3.4 Effects of the BK-(1-9) fragments on vascular tissue ex vivo
BK-(1-9) is known to induce vasodilation due to NO and prostacyclin production in endothelial cells (Marceau et al. , 2020). Given the fact that BK-(1-7) and BK-(1-5) were able to induce NO production in vitro, it was highly likely that these fragments could also promote vasodilation. In aortic rings from male rats, BK-(1-9) induced a concentration-dependent vasorelaxation at lower concentrations and vasoconstriction at higher concentrations (Figure 5A). BK-(1-7) (Figure 5B) and BK-(1-5) (Figure 5C) induced a concentration-dependent vasorelaxation only. The maximum vasorelaxation (Emax), expressed as a percentage in relation to the vasoconstriction induced by phenylephrine, was 15 ± 2% for BK-(1-9), 19 ± 2% for BK-(1-7) and 18 ± 2% for BK-(1-5).

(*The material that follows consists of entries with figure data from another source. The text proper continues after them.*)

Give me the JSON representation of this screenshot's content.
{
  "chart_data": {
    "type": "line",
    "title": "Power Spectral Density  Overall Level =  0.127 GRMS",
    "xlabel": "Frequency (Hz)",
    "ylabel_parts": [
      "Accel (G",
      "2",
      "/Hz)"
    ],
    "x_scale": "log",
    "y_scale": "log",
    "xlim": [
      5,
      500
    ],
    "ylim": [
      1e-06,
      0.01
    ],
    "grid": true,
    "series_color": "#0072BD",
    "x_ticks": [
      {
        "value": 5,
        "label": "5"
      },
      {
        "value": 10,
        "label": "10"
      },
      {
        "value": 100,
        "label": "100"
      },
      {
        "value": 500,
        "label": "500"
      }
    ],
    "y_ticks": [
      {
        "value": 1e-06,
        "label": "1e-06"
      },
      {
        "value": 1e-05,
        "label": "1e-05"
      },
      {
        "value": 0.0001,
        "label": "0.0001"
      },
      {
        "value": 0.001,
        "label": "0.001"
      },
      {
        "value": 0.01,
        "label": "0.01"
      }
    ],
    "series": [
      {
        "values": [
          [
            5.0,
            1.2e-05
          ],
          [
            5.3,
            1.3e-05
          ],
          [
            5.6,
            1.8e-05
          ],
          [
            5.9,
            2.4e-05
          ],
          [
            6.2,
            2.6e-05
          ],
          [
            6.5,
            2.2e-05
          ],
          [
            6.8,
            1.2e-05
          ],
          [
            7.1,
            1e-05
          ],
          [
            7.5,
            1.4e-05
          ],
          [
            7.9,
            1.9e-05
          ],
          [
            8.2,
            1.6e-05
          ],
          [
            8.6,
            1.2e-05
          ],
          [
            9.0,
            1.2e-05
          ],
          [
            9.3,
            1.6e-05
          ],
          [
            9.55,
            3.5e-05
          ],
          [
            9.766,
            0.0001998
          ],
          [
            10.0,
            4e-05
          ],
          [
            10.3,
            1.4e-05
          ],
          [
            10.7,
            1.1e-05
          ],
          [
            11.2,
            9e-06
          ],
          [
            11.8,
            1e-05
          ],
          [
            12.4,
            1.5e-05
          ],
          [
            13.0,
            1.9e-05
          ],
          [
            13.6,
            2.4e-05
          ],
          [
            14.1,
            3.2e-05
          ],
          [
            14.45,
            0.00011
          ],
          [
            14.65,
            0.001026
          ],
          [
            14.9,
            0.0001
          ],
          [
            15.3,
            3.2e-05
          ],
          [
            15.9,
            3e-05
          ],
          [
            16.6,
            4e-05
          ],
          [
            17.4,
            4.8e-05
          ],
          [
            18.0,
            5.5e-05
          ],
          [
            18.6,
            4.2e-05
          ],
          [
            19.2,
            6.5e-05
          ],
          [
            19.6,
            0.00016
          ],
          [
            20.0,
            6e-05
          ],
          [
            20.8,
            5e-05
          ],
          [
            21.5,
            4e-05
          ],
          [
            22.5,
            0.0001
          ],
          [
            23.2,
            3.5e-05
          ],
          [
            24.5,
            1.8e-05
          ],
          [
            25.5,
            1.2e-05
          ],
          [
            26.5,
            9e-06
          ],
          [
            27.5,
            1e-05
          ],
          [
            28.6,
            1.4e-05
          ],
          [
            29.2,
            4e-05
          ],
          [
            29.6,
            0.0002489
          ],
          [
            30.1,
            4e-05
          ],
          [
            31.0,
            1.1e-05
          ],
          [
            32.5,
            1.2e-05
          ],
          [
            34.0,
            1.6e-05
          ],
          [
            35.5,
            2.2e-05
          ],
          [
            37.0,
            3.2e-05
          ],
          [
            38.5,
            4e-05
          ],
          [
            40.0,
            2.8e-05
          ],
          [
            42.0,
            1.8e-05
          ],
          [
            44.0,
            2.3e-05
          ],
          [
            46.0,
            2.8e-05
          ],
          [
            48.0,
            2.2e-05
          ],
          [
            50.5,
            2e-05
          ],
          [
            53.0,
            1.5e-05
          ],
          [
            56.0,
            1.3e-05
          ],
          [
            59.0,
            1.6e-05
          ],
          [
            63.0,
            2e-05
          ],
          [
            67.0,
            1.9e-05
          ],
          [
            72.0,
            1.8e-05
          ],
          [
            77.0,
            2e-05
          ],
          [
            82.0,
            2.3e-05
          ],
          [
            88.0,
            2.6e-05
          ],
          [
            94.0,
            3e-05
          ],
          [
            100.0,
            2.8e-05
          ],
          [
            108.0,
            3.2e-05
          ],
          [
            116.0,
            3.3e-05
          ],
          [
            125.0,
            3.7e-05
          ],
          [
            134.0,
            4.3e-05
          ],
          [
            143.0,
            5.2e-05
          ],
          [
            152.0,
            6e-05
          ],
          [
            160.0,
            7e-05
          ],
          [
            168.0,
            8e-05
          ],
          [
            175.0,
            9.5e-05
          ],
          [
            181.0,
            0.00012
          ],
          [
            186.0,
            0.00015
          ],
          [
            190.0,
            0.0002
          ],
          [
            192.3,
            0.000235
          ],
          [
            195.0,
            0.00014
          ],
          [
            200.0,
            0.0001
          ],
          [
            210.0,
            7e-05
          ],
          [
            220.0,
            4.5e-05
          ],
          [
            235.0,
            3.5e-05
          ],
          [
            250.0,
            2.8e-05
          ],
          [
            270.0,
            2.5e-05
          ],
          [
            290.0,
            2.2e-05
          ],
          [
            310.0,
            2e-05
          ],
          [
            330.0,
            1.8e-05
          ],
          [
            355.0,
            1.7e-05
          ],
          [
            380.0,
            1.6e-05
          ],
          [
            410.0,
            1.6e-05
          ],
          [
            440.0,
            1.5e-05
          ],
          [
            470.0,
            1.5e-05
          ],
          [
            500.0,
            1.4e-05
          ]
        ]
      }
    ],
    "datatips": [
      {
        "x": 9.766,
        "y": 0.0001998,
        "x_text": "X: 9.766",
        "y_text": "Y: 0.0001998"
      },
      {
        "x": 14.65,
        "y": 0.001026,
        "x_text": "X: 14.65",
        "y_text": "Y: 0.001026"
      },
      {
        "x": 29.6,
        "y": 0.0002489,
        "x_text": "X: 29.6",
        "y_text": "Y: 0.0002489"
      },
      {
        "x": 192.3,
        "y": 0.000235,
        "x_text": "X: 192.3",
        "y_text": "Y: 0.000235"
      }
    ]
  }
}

Furthermore, the vascular effect of BK-(1-9) was completely blocked when the endothelial cells were mechanically removed (Figure 5D) or when NOS was pharmacologically blocked by L-NAME (Figure 5G), whereas BK-(1-9)-induced vasorelaxation was only partly blocked by pharmacological inhibition of cyclooxygenases by indomethacin (Figure 5J). BK-(1-7)-induced vasodilation was partly dependent on endothelial integrity (Figure 5E) and prostanoid production (Figure 5K), while NO production was essential for the BK-(1-7)-induced vasorelaxation (Figure 5H). BK-(1-5) vasoactivity relied on functional endothelium (Figure 5F), and production of both NO (Figure 5I) and prostanoids (Figure 5L). These results suggest that these three peptides, BK-(1-9), BK-(1-7) and BK-(1-5), induced vasorelaxation by different mechanisms.